Salicornia & Ylang Ylang

For Grace Gloria Denis and Nathalie Muchamad the plants that they follow connect them to family histories and entangle them in metabolic encounters with global fashion empires  in the case of Ylang Ylang; and speculative futures for plants as biofuel with new Salicornia plantations opening in sensitive coastal areas.

Grace Gloria Denis, Salicornia

Salicornia are halophytic plants thriving in highly salinated contexts such as marshes, beaches, and mangroves. Known to be the only plant within the ecosystem of a marsh for which salt is imperative for its growth, Salicornia are edible plants native to North America, Europe, Central Asia, and Southern Africa that possess a multitude of capacities beyond the comestible. Salicornia has been implemented as animal feed, vegetable oil, biodiesel, cosmetic products, and glass production while also being revered for its role in environmental preservation due to its phytoremediation capacities. During a 16th-century resurgence in glassmaking, Salicornia was used as a source of sodium carbonate and thus garnered the name glasswort. 

Contemporary cultivations of the plant explore Salicornia as a cash crop in saline agriculture, as well as a resource in the fabrication of biofuel. The word samphire is a corruption of the name “Saint Pierre,” the patron saint of fishermen, alluding to its prevalence amongst coastal habitats.

Nathalie Muchamad, Ylang ylang

Cananga odorata is a tree native to the tropical Indo-Pacific. It has long been cultivated for its strongly perfumed flowers and is grown widely in the tropics, including in plantations for the production of essential oil. Vernacular names for Cananga odorata in two Asian languages have been used internationally in both common and scientific nomenclature. The Malay name kenanga (or cananga in pre- standardised spelling) has been borrowed for the generic name. The Tagalog name alang-ilang or ilang-ilang has been used widely in the Spanish spelling variant ylang-ylang as a common name for the plant or more particularly for the essential oil, which is widely used in perfume manufacture.

When I arrived at Mayotte 3 years ago, I discovered that the symbol of the island is the ylang-ylang flower. In the colonization era, they used to produce essential oil for the perfume industry.
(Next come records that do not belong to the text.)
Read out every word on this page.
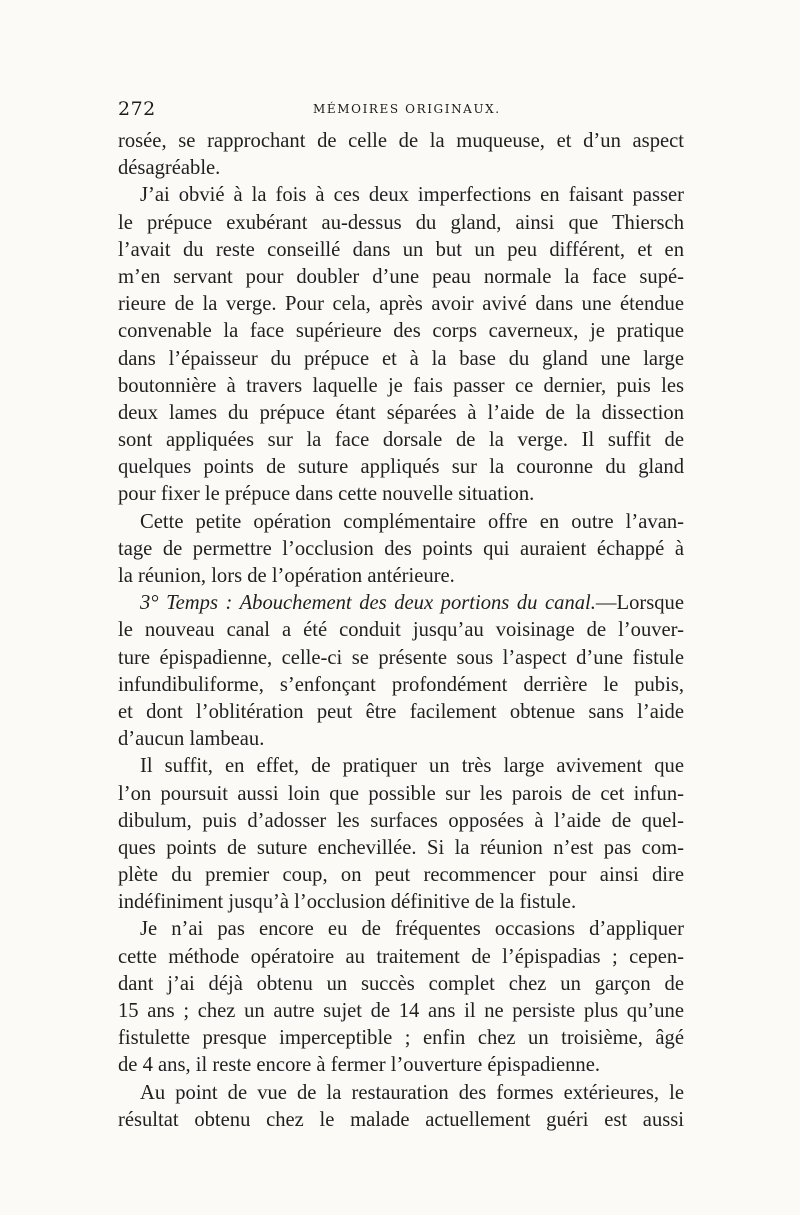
272	MÉMOIRES ORIGINAUX.

rosée, se rapprochant de celle de la muqueuse, et d’un aspect
désagréable.

J’ai obvié à la fois à ces deux imperfections en faisant passer
le prépuce exubérant au-dessus du gland, ainsi que Thiersch
l’avait du reste conseillé dans un but un peu différent, et en
m’en servant pour doubler d’une peau normale la face supé-
rieure de la verge. Pour cela, après avoir avivé dans une étendue
convenable la face supérieure des corps caverneux, je pratique
dans l’épaisseur du prépuce et à la base du gland une large
boutonnière à travers laquelle je fais passer ce dernier, puis les
deux lames du prépuce étant séparées à l’aide de la dissection
sont appliquées sur la face dorsale de la verge. Il suffit de
quelques points de suture appliqués sur la couronne du gland
pour fixer le prépuce dans cette nouvelle situation.

Cette petite opération complémentaire offre en outre l’avan-
tage de permettre l’occlusion des points qui auraient échappé à
la réunion, lors de l’opération antérieure.

3° Temps : Abouchement des deux portions du canal.—Lorsque
le nouveau canal a été conduit jusqu’au voisinage de l’ouver-
ture épispadienne, celle-ci se présente sous l’aspect d’une fistule
infundibuliforme, s’enfonçant profondément derrière le pubis,
et dont l’oblitération peut être facilement obtenue sans l’aide
d’aucun lambeau.

Il suffit, en effet, de pratiquer un très large avivement que
l’on poursuit aussi loin que possible sur les parois de cet infun-
dibulum, puis d’adosser les surfaces opposées à l’aide de quel-
ques points de suture enchevillée. Si la réunion n’est pas com-
plète du premier coup, on peut recommencer pour ainsi dire
indéfiniment jusqu’à l’occlusion définitive de la fistule.

Je n’ai pas encore eu de fréquentes occasions d’appliquer
cette méthode opératoire au traitement de l’épispadias ; cepen-
dant j’ai déjà obtenu un succès complet chez un garçon de
15 ans ; chez un autre sujet de 14 ans il ne persiste plus qu’une
fistulette presque imperceptible ; enfin chez un troisième, âgé
de 4 ans, il reste encore à fermer l’ouverture épispadienne.

Au point de vue de la restauration des formes extérieures, le
résultat obtenu chez le malade actuellement guéri est aussi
Despite this past, the population kept the flower for the symbol of Mayotte called “the perfumed island”. You can also find Jasmine flower, frangipane and cinnamon in everyday use. This flower originates from the Malay archipelago and arrived in the Comoro Archipelago—where I now live—through French colonization. The flower became the representation symbol of the island and women  create different geometric symbols inspired by the ylang-ylang flower that they also draw on their faces as a ceremonial act.

I found in this flower a metaphor of my own history. As a visual artist, I started a project called “the ylang-ylang project” with which to tell the history of forced labour linked to the plantations “overseas”. In this story is an echo of my own family who arrived from Indonesia as forced laborers in New-Caledonia for the coffee plantations. Born in NewCaledonia, I grew there like a ylang-ylang tree.